Even as it lionizes FDR, whose New Deal provides the show’s rousing finale, it offers up the most tender tycoon since Bill Gates, a HNWI with a heart of gold. Daddy Warbucks has his tax shelters—bet on it—but for the right orphan, he cheerfully opens his home and his wallet. And somehow the message about building a social safety net for Annie’s fellow orphans is always forgotten in the fairy tale of one little girl and her diamond-decked sugar daddy.

Annie is the perfect show for our dire economic moment, just as it was when it debuted: It alit on Broadway on April 21, 1977, mere months before the Bronx burned amid the blackout and looting that summer. The Clash had just released their first album, and Saturday Night Fever, a bleak vision of the outer-borough underclass, was among the year’s biggest hits.

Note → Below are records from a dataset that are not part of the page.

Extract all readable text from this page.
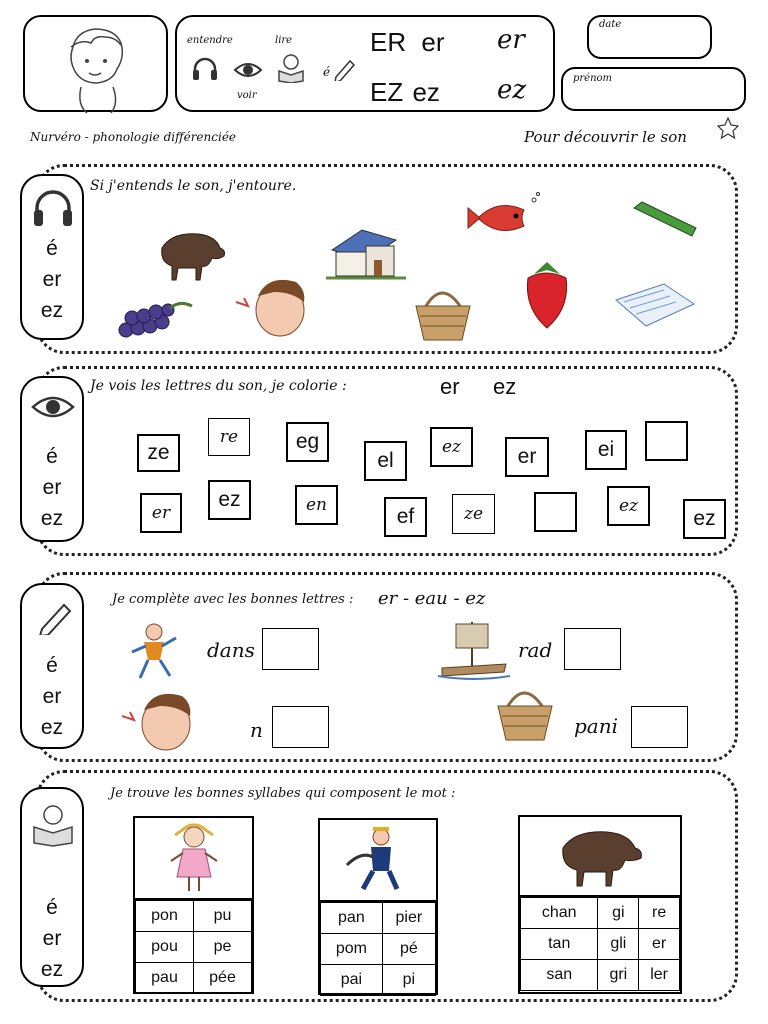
entendre	lire
voir
é
ER er
EZ ez
er
ez
date
prénom
Nurvéro - phonologie différenciée	Pour découvrir le son
é
er
ez
Si j'entends le son, j'entoure.
é
er
ez
Je vois les lettres du son, je colorie :	er ez
ze
re	eg
el
ez	er	ei
er
ez	en	ef	ze	ez
ez
é
er
ez
Je complète avec les bonnes lettres : er - eau - ez
dans	rad
n	pani
é
er
ez
Je trouve les bonnes syllabes qui composent le mot :
pon	pu
pou	pe
pau	pée
pan	pier
pom	pé
pai	pi
chan	gi	re
tan	gli	er
san	gri	ler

When little orphan Annie belted out her big show-stopper, insisting that “the sun’ll come out tomorrow,” audiences could, at least momentarily, ignore the national economic and cultural “malaise” of the Carter administration and imagine a happy ending, however long in coming (there’s the rub: it’s always a day away). Annie’s chance encounter with a wealthy loner who eventually adopts her—having fallen in love with the ragamuffin after a single magical night in the city—represents the great American dream of transcending one’s circumstances not by dint of hard work (because that would be hard) but due to an innate spark of goodness that admits one into the charmed circle of wealth and power.